Beagá, Quarta, 21 de março de 2001 d.C.

Carlinhos Brown
Bahia do mundo - mito e verdade

Por El Jako
E-mail: eljako@abacaxiatomico.com.br

Depois de Alfagamabetizado e Omelete Man, Carlinhos Brown lança mais um disco com um nome exótico. Desta vez, o título de sua nova obra-prima lembra aquelas teses de mestrado em sociologia da picaretagem. O disco faz jus às garrafadas que o Timbalão levou no Rock in Rio e mostra que faltou uma boa dose de Toddinho nas suas refeições quando era criança para ter um pouco mais de noção de paladar, distinguir o azedo do doce - afinal de contas, este é um álbum azedo.

Observando atentamente a capa do disco, já dá para imaginar a imagem que Brown quer passar. O cabeção deve querer dizer o quanto esta parte do corpo é significativa para o "gênio", só não dá para saber o que ele está querendo dizer quando tenta imitar os olhos de um japonês!! Outra indagação que fica instaurada na nossa mente após escutar o disco é: será que alguém realmente vai comprar este disco? Que indivíduo terá a coragem de se prestar a este papel? Nada faz sentido neste álbum, ele não é nem "artístico" e nem pop, não traz mensagens muito menos procura dizer algo, é o máximo no que diz respeito ao egocentrismo de um artista que se acha melhor do que tudo e do que todos.

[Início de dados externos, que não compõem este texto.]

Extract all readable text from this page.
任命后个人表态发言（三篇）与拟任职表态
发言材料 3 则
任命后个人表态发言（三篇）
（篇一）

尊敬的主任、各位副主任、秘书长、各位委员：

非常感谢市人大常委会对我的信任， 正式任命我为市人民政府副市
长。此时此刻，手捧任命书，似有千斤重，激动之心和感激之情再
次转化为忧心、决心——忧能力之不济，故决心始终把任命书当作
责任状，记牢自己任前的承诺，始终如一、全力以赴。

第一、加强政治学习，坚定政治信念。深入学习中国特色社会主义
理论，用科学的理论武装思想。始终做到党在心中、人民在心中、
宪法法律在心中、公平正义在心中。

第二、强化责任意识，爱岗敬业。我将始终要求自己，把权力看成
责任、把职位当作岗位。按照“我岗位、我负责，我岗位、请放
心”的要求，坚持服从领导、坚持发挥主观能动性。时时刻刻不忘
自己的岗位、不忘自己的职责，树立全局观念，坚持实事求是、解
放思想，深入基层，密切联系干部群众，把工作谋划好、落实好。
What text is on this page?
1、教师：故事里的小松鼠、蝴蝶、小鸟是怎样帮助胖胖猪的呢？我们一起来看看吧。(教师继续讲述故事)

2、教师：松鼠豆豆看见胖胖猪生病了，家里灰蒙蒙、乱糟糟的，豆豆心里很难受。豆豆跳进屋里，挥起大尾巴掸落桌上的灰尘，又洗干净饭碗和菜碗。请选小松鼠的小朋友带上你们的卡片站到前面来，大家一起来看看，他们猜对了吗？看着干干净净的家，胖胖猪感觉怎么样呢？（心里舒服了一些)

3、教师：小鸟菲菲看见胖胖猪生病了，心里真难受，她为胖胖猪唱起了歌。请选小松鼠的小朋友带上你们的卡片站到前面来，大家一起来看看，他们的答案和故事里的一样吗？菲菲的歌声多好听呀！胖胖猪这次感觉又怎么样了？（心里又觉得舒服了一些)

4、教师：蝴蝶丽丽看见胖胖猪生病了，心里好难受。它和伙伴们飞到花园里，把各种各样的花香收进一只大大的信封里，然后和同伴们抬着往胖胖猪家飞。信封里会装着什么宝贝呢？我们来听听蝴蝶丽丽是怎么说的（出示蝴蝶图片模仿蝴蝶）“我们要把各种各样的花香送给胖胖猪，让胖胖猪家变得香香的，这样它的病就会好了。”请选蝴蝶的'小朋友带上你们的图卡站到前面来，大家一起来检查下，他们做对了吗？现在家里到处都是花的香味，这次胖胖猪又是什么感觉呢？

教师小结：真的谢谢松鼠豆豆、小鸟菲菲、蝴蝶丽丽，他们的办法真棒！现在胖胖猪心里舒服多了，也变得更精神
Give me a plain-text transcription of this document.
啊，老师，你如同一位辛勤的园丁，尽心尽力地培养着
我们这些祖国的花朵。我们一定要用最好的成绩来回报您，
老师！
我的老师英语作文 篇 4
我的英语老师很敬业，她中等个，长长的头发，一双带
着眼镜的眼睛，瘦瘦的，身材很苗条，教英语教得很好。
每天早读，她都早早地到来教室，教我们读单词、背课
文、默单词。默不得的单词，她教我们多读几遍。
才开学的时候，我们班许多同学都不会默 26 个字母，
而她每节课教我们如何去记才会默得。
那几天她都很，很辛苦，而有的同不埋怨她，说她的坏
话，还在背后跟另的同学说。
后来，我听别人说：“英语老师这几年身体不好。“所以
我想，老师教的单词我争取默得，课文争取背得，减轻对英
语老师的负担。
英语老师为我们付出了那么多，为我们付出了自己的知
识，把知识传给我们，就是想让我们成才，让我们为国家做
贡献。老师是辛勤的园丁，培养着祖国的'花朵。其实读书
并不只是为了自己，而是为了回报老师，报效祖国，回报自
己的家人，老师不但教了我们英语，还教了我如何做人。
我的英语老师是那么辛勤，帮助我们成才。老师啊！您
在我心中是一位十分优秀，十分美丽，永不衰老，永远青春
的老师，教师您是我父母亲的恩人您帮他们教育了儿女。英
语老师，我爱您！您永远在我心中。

Na faixa de abertura, "Pegadas na Areia", Brown recita, como em quase todas as outras faixas, palavras incompreensíveis para um ser normal, e de repente vem com frases românticas querendo brincar de beijar e outras asneiras. Em "Mess in the Freeway" o Timbalão canta em inglês - isto mesmo, com um sotaque perfeito de quem estudou na Universidade de Wisconsin. Na música, Brown tenta imitar descaradamente Bob Marley - o jamaicano só não está se revirando no túmulo agora porque saiu para dar uma "volta" com Jah Rastafari.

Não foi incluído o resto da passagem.